There was a significant relationship between blood pH soon after birth and later cognitive and language skills. For example, the pre-term group, with mild to moderate acidosis, scored about 10 to 11 points lower on verbal and visuospatial tests than the low-risk pre-term group – a large discrepancy. Such data, say the authors, reveal that even a minor risk for hypoxia around birth may have a “discernible influence on the course of cognitive development.”
Says Raz, now at Wayne State University in Detroit, “most neonatologists would probably not expect to find a statistically significant relationship between degree of acidosis measured soon after birth and performance on cognitive tests in preschool and early school-age children, when acidosis is only mild to moderate, at worst”.
Although it is well-known that premature babies tend to have more cognitive problems than full-term infants, scientists want to tease out the specific complications — from a host of many – that cause the most trouble. A good way to do that is to compare two groups of preterm infants, who share the risks of pregnancy, delivery and the vulnerable postnatal period, but who differ in terms of one single, special risk factor (such as birth hypoxia).
Structural or functional imaging, such as MRI, may shed light on which brain areas are the most vulnerable to damage by hypoxia in the preterm infant. For now the authors speculate that, in babies born prematurely, even minor risk may be associated with damage to the periventricular white matter, deep inside the brain.

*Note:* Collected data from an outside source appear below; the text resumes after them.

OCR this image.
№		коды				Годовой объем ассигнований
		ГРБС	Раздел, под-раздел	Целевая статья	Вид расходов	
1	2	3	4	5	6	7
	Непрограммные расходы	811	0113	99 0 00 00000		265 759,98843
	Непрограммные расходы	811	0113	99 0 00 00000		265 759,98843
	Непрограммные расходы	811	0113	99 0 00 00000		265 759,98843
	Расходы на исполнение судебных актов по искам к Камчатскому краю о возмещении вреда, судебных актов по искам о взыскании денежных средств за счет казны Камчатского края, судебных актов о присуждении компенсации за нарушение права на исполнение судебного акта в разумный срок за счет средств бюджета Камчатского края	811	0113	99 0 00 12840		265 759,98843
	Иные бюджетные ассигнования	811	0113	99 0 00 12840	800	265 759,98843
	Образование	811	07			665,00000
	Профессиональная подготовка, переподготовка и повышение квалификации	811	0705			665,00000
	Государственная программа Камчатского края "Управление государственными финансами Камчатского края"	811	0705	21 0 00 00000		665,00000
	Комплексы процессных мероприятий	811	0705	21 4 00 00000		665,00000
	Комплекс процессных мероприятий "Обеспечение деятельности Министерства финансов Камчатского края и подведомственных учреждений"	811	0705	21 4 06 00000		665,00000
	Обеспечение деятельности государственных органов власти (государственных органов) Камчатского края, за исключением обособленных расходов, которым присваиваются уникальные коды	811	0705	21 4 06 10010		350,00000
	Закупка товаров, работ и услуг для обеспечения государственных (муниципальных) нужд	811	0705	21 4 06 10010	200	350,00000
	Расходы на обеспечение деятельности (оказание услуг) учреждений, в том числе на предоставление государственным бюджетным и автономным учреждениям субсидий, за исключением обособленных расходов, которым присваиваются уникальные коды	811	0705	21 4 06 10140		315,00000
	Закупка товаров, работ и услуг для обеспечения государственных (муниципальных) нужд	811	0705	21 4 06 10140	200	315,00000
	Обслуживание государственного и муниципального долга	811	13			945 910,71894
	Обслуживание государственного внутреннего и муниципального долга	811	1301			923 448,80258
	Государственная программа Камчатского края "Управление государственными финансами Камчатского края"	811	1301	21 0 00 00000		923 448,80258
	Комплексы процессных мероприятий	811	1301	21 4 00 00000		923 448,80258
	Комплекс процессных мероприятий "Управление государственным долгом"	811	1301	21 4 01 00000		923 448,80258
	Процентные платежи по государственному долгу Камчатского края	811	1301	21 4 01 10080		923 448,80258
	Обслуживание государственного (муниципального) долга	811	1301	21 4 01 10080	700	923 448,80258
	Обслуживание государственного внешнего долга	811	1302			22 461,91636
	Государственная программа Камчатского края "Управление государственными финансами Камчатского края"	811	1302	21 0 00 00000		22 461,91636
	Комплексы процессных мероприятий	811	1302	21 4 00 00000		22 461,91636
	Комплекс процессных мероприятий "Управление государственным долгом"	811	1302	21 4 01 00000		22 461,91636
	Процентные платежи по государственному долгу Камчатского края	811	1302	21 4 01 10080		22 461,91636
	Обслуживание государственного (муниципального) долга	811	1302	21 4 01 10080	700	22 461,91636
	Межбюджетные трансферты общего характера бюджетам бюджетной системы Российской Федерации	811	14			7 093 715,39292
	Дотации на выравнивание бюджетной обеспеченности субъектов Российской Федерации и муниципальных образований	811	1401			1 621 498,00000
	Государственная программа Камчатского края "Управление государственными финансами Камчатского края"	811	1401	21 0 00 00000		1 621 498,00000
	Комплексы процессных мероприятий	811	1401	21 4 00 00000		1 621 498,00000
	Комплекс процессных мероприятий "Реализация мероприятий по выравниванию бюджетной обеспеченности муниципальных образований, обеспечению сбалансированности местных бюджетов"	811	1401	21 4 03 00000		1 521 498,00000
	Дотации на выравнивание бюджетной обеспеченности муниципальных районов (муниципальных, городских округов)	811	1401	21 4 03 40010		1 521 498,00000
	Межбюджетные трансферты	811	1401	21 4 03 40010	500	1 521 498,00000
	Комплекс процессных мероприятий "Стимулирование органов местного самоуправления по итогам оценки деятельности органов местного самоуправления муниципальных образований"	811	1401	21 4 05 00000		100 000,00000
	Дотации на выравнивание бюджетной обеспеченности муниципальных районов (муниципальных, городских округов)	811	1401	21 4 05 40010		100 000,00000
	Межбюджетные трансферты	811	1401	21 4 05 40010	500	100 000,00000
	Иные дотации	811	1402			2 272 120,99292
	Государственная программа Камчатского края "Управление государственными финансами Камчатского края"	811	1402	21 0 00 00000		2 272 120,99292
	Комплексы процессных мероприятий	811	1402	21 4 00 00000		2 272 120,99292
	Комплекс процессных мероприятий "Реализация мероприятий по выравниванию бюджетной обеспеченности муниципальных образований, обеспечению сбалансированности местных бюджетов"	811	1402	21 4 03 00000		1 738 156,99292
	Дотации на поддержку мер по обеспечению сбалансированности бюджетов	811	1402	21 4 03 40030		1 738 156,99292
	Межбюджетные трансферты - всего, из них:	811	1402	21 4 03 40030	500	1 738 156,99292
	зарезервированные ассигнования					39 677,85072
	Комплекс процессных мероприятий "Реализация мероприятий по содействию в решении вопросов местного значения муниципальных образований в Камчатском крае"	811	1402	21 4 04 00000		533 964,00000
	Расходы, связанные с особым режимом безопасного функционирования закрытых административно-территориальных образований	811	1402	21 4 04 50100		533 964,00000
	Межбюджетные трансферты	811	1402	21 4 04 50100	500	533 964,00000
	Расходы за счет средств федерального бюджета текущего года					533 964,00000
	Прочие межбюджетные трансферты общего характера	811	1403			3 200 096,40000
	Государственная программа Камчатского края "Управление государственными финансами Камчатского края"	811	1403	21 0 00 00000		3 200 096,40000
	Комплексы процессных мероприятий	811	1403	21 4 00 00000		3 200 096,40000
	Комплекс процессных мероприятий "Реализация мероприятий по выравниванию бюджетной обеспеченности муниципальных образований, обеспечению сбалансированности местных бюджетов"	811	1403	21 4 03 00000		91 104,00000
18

By linking birth complications to specific cognitive problems occurring later, scientists hope to understand the brain’s vulnerability to insult during early human development. Furthermore, knowledge of how early risk factors affect cognitive abilities may help doctors to evaluate the effectiveness of medical interventions that support preterm infants during and after birth.
Article: “Influence of Slight to Moderate Risk for Birth Hypoxia on Acquisition of Cognitive and Language Function in the Preterm Infant: A Cross-Sectional Comparison With Pre-Term Birth Controls,” Tracy Hopkins-Golightly, Ph.D., University of Memphis; Sarah Raz, Ph.D. University of Memphis and Wayne State University; and Craig J. Sander, M.D., Baptist Memorial Hospital; Neuropsychology, Vol. 17, No. 1.